Biharmonic Distance of Graphs and its Higher-Order Variants: Theoretical Properties with Applications to Centrality and Clustering
Mitchell Black, Lucy Lin, Amir Nayyeri, Weng-Keen Wong
TL;DR
This work introduces the biharmonic distance as a graph distance that better reflects global topology than traditional measures like effective resistance, and it extends to a family of $k$-harmonic distances. It establishes connections between $B_e$ and all-pairs electrical flows via $n\,w_e\,B_e^2 = \sum_{s,t} f_{st}(e)^2/w_e$, derives a down-Laplacian formula $w_e B_e^2=(L^{down})^{+}_{ee}$, and links centrality and sparsity to these distances, including a biharmonic Foster-type theorem. The paper also introduces two clustering algorithms (biharmonic $k$-means and biharmonic Girvan-Newman) and a low-rank approximation for $k$-harmonic distances, with extensive experiments showing superior clustering performance of biharmonic-based methods and strong centrality signals, especially for larger $k$ values. Overall, the biharmonic framework enhances edge-centric analysis and graph clustering, offering scalable computation via Laplacian-based solvers and random projections.
Abstract
Effective resistance is a distance between vertices of a graph that is both theoretically interesting and useful in applications.
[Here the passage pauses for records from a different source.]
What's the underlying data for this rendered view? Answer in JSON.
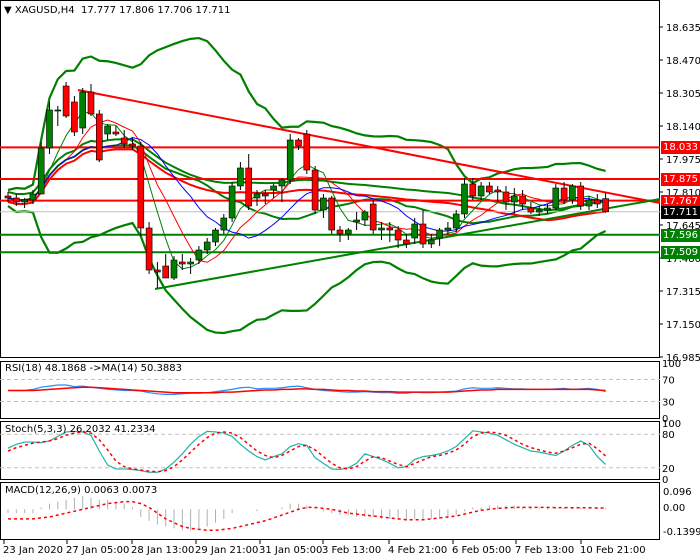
{
  "header": {
    "symbol": "XAGUSD,H4",
    "open": "17.777",
    "high": "17.806",
    "low": "17.706",
    "close": "17.711"
  },
  "price_axis": {
    "ticks": [
      "18.635",
      "18.470",
      "18.305",
      "18.140",
      "17.975",
      "17.810",
      "17.645",
      "17.480",
      "17.315",
      "17.150",
      "16.985"
    ],
    "tags": [
      {
        "value": "18.033",
        "color": "#ff0000",
        "role": "resistance"
      },
      {
        "value": "17.875",
        "color": "#ff0000",
        "role": "resistance"
      },
      {
        "value": "17.767",
        "color": "#ff0000",
        "role": "resistance"
      },
      {
        "value": "17.711",
        "color": "#000000",
        "role": "current-price"
      },
      {
        "value": "17.596",
        "color": "#008000",
        "role": "support"
      },
      {
        "value": "17.509",
        "color": "#008000",
        "role": "support"
      }
    ]
  },
  "rsi": {
    "label": "RSI(18) 48.1868  ->MA(14) 50.3883",
    "ticks": [
      "100",
      "70",
      "30",
      "0"
    ]
  },
  "stoch": {
    "label": "Stoch(5,3,3) 26.2032 41.2334",
    "ticks": [
      "100",
      "80",
      "20",
      "0"
    ]
  },
  "macd": {
    "label": "MACD(12,26,9) 0.0063 0.0073",
    "ticks": [
      "0.096",
      "0.00",
      "-0.1399"
    ]
  },
  "time_axis": {
    "labels": [
      "23 Jan 2020",
      "27 Jan 05:00",
      "28 Jan 13:00",
      "29 Jan 21:00",
      "31 Jan 05:00",
      "3 Feb 13:00",
      "4 Feb 21:00",
      "6 Feb 05:00",
      "7 Feb 13:00",
      "10 Feb 21:00"
    ]
  },
  "colors": {
    "bull": "#008000",
    "bear": "#ff0000",
    "ma_fast": "#ff0000",
    "ma_slow": "#0000ff",
    "bollinger": "#008000",
    "rsi": "#1e90ff",
    "stoch_main": "#20b2aa",
    "grid_dash": "#c0c0c0"
  },
  "chart_data": {
    "type": "candlestick",
    "title": "XAGUSD,H4",
    "candles": [
      [
        17.79,
        17.81,
        17.76,
        17.78
      ],
      [
        17.78,
        17.8,
        17.74,
        17.76
      ],
      [
        17.76,
        17.78,
        17.73,
        17.77
      ],
      [
        17.77,
        17.82,
        17.75,
        17.8
      ],
      [
        17.8,
        18.06,
        17.8,
        18.03
      ],
      [
        18.03,
        18.26,
        18.0,
        18.22
      ],
      [
        18.22,
        18.24,
        18.14,
        18.22
      ],
      [
        18.34,
        18.36,
        18.18,
        18.19
      ],
      [
        18.26,
        18.29,
        18.09,
        18.11
      ],
      [
        18.13,
        18.33,
        18.1,
        18.31
      ],
      [
        18.31,
        18.35,
        18.19,
        18.2
      ],
      [
        18.2,
        18.22,
        17.96,
        17.97
      ],
      [
        18.1,
        18.15,
        18.07,
        18.14
      ],
      [
        18.11,
        18.14,
        18.09,
        18.1
      ],
      [
        18.08,
        18.12,
        18.03,
        18.05
      ],
      [
        18.05,
        18.08,
        18.02,
        18.04
      ],
      [
        18.04,
        18.06,
        17.59,
        17.63
      ],
      [
        17.63,
        17.66,
        17.4,
        17.42
      ],
      [
        17.42,
        17.46,
        17.33,
        17.41
      ],
      [
        17.44,
        17.5,
        17.4,
        17.38
      ],
      [
        17.38,
        17.49,
        17.37,
        17.47
      ],
      [
        17.46,
        17.5,
        17.42,
        17.45
      ],
      [
        17.45,
        17.48,
        17.4,
        17.46
      ],
      [
        17.47,
        17.54,
        17.45,
        17.52
      ],
      [
        17.52,
        17.58,
        17.5,
        17.56
      ],
      [
        17.56,
        17.63,
        17.54,
        17.62
      ],
      [
        17.62,
        17.7,
        17.6,
        17.68
      ],
      [
        17.68,
        17.86,
        17.66,
        17.84
      ],
      [
        17.84,
        17.96,
        17.82,
        17.93
      ],
      [
        17.93,
        18.0,
        17.72,
        17.74
      ],
      [
        17.78,
        17.82,
        17.74,
        17.8
      ],
      [
        17.8,
        17.82,
        17.75,
        17.79
      ],
      [
        17.82,
        17.85,
        17.78,
        17.84
      ],
      [
        17.84,
        17.88,
        17.76,
        17.87
      ],
      [
        17.87,
        18.1,
        17.85,
        18.07
      ],
      [
        18.07,
        18.08,
        18.02,
        18.04
      ],
      [
        18.1,
        18.12,
        17.9,
        17.92
      ],
      [
        17.92,
        17.94,
        17.7,
        17.72
      ],
      [
        17.72,
        17.8,
        17.68,
        17.78
      ],
      [
        17.78,
        17.79,
        17.6,
        17.62
      ],
      [
        17.62,
        17.64,
        17.56,
        17.6
      ],
      [
        17.6,
        17.63,
        17.57,
        17.62
      ],
      [
        17.66,
        17.71,
        17.62,
        17.67
      ],
      [
        17.67,
        17.72,
        17.64,
        17.71
      ],
      [
        17.75,
        17.77,
        17.6,
        17.62
      ],
      [
        17.62,
        17.66,
        17.57,
        17.63
      ],
      [
        17.63,
        17.66,
        17.56,
        17.62
      ],
      [
        17.62,
        17.64,
        17.53,
        17.57
      ],
      [
        17.57,
        17.6,
        17.53,
        17.55
      ],
      [
        17.58,
        17.68,
        17.55,
        17.65
      ],
      [
        17.65,
        17.72,
        17.53,
        17.55
      ],
      [
        17.55,
        17.6,
        17.53,
        17.57
      ],
      [
        17.58,
        17.63,
        17.54,
        17.62
      ],
      [
        17.62,
        17.66,
        17.6,
        17.63
      ],
      [
        17.63,
        17.72,
        17.61,
        17.7
      ],
      [
        17.7,
        17.88,
        17.68,
        17.85
      ],
      [
        17.85,
        17.88,
        17.77,
        17.79
      ],
      [
        17.79,
        17.86,
        17.77,
        17.84
      ],
      [
        17.84,
        17.86,
        17.8,
        17.81
      ],
      [
        17.82,
        17.84,
        17.76,
        17.81
      ],
      [
        17.81,
        17.84,
        17.72,
        17.76
      ],
      [
        17.76,
        17.83,
        17.7,
        17.79
      ],
      [
        17.79,
        17.82,
        17.72,
        17.75
      ],
      [
        17.73,
        17.76,
        17.7,
        17.71
      ],
      [
        17.71,
        17.74,
        17.69,
        17.72
      ],
      [
        17.72,
        17.75,
        17.7,
        17.73
      ],
      [
        17.73,
        17.85,
        17.72,
        17.83
      ],
      [
        17.83,
        17.86,
        17.75,
        17.77
      ],
      [
        17.77,
        17.85,
        17.75,
        17.84
      ],
      [
        17.84,
        17.86,
        17.72,
        17.74
      ],
      [
        17.74,
        17.79,
        17.72,
        17.77
      ],
      [
        17.77,
        17.8,
        17.73,
        17.75
      ],
      [
        17.777,
        17.806,
        17.706,
        17.711
      ]
    ],
    "horizontal_levels": [
      18.033,
      17.875,
      17.767,
      17.596,
      17.509
    ],
    "current_price": 17.711,
    "trendlines": [
      {
        "color": "#ff0000",
        "from": [
          18.32,
          "27 Jan"
        ],
        "to": [
          17.76,
          "10 Feb end"
        ]
      },
      {
        "color": "#008000",
        "from": [
          17.32,
          "28 Jan"
        ],
        "to": [
          17.77,
          "10 Feb end"
        ]
      }
    ],
    "ylim": [
      16.985,
      18.72
    ],
    "xlabels": [
      "23 Jan 2020",
      "27 Jan 05:00",
      "28 Jan 13:00",
      "29 Jan 21:00",
      "31 Jan 05:00",
      "3 Feb 13:00",
      "4 Feb 21:00",
      "6 Feb 05:00",
      "7 Feb 13:00",
      "10 Feb 21:00"
    ],
    "indicators": {
      "rsi": {
        "period": 18,
        "value": 48.1868,
        "ma_period": 14,
        "ma_value": 50.3883,
        "levels": [
          70,
          30
        ],
        "ylim": [
          0,
          100
        ]
      },
      "stoch": {
        "params": [
          5,
          3,
          3
        ],
        "main": 26.2032,
        "signal": 41.2334,
        "levels": [
          80,
          20
        ],
        "ylim": [
          0,
          100
        ]
      },
      "macd": {
        "params": [
          12,
          26,
          9
        ],
        "main": 0.0063,
        "signal": 0.0073,
        "ylim": [
          -0.1399,
          0.096
        ]
      }
    }
  }
}
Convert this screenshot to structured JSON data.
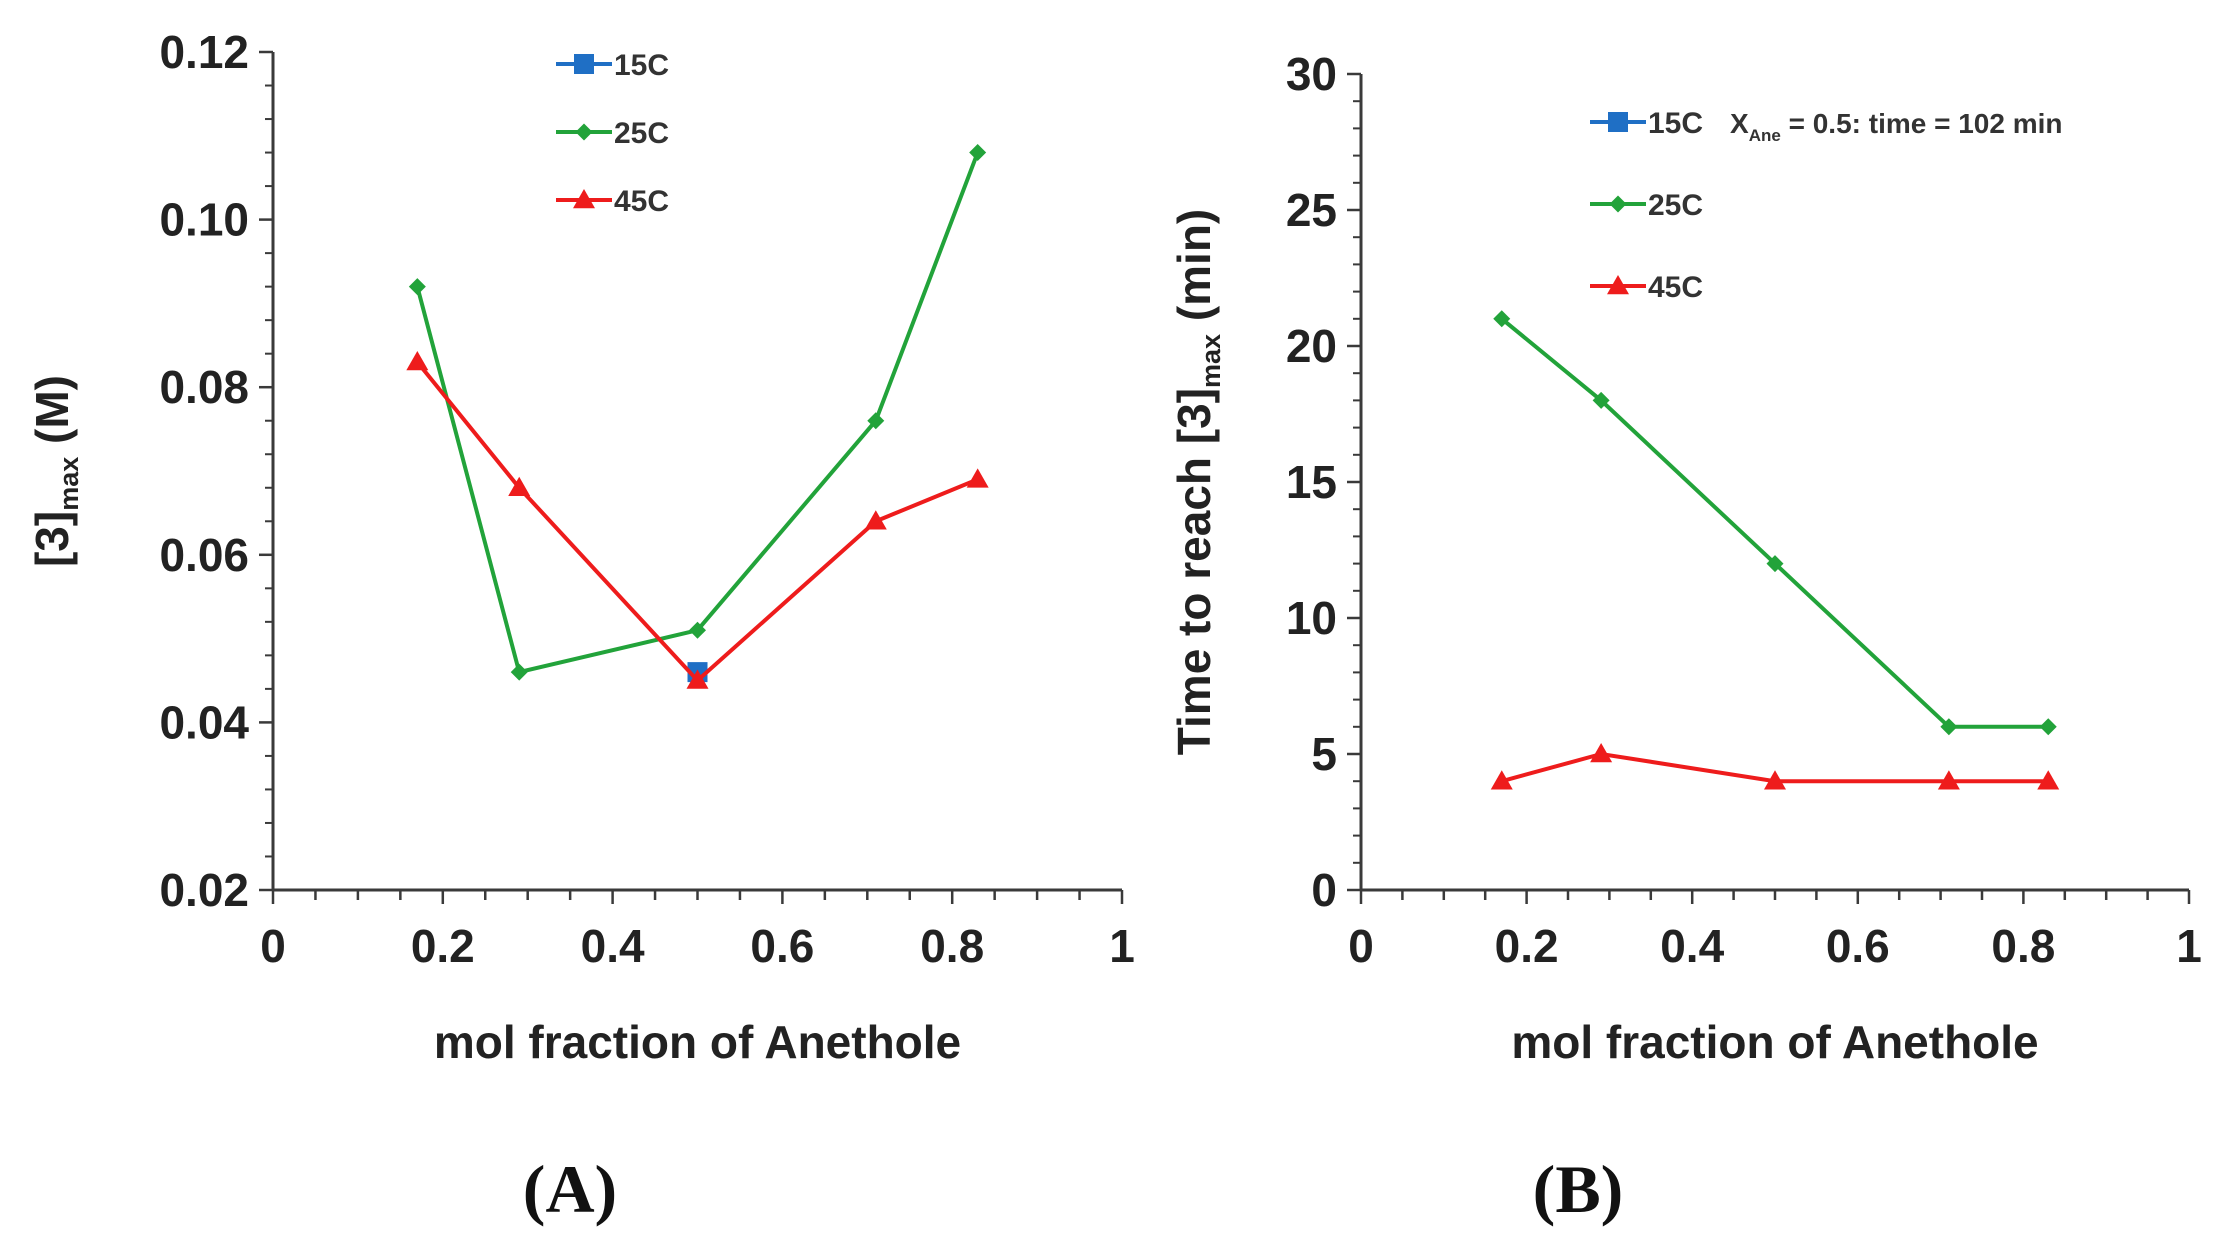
{
  "chart_data": [
    {
      "type": "line",
      "panel_label": "(A)",
      "title": "",
      "xlabel": "mol fraction of Anethole",
      "ylabel": {
        "main": "[3]",
        "sub": "max",
        "unit": "(M)"
      },
      "xlim": [
        0,
        1
      ],
      "ylim": [
        0.02,
        0.12
      ],
      "x_ticks": [
        0,
        0.2,
        0.4,
        0.6,
        0.8,
        1
      ],
      "x_tick_labels": [
        "0",
        "0.2",
        "0.4",
        "0.6",
        "0.8",
        "1"
      ],
      "y_ticks": [
        0.02,
        0.04,
        0.06,
        0.08,
        0.1,
        0.12
      ],
      "y_tick_labels": [
        "0.02",
        "0.04",
        "0.06",
        "0.08",
        "0.10",
        "0.12"
      ],
      "grid": false,
      "legend_position": "top-center",
      "series": [
        {
          "name": "15C",
          "color": "#1f6fc5",
          "marker": "square",
          "x": [
            0.5
          ],
          "y": [
            0.046
          ]
        },
        {
          "name": "25C",
          "color": "#22a33a",
          "marker": "diamond",
          "x": [
            0.17,
            0.29,
            0.5,
            0.71,
            0.83
          ],
          "y": [
            0.092,
            0.046,
            0.051,
            0.076,
            0.108
          ]
        },
        {
          "name": "45C",
          "color": "#ee1c1c",
          "marker": "triangle",
          "x": [
            0.17,
            0.29,
            0.5,
            0.71,
            0.83
          ],
          "y": [
            0.083,
            0.068,
            0.045,
            0.064,
            0.069
          ]
        }
      ]
    },
    {
      "type": "line",
      "panel_label": "(B)",
      "title": "",
      "xlabel": "mol fraction of Anethole",
      "ylabel": {
        "main": "Time to reach [3]",
        "sub": "max",
        "unit": "(min)"
      },
      "xlim": [
        0,
        1
      ],
      "ylim": [
        0,
        30
      ],
      "x_ticks": [
        0,
        0.2,
        0.4,
        0.6,
        0.8,
        1
      ],
      "x_tick_labels": [
        "0",
        "0.2",
        "0.4",
        "0.6",
        "0.8",
        "1"
      ],
      "y_ticks": [
        0,
        5,
        10,
        15,
        20,
        25,
        30
      ],
      "y_tick_labels": [
        "0",
        "5",
        "10",
        "15",
        "20",
        "25",
        "30"
      ],
      "grid": false,
      "legend_position": "top-right",
      "legend_note": {
        "prefix": "X",
        "sub": "Ane",
        "text": " = 0.5: time = 102 min"
      },
      "series": [
        {
          "name": "15C",
          "color": "#1f6fc5",
          "marker": "square",
          "x": [],
          "y": []
        },
        {
          "name": "25C",
          "color": "#22a33a",
          "marker": "diamond",
          "x": [
            0.17,
            0.29,
            0.5,
            0.71,
            0.83
          ],
          "y": [
            21,
            18,
            12,
            6,
            6
          ]
        },
        {
          "name": "45C",
          "color": "#ee1c1c",
          "marker": "triangle",
          "x": [
            0.17,
            0.29,
            0.5,
            0.71,
            0.83
          ],
          "y": [
            4,
            5,
            4,
            4,
            4
          ]
        }
      ]
    }
  ]
}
We study a variant of effective resistance called the biharmonic distance. While the effective resistance measures how well-connected two vertices are, we prove several theoretical results supporting the idea that the biharmonic distance measures how important an edge is to the global topology of the graph. Our theoretical results connect the biharmonic distance to well-known measures of connectivity of a graph like its total resistance and sparsity. Based on these results, we introduce two clustering algorithms using the biharmonic distance. Finally, we introduce a further generalization of the biharmonic distance that we call the $k$-harmonic distance. We empirically study the utility of biharmonic and $k$-harmonic distance for edge centrality and graph clustering.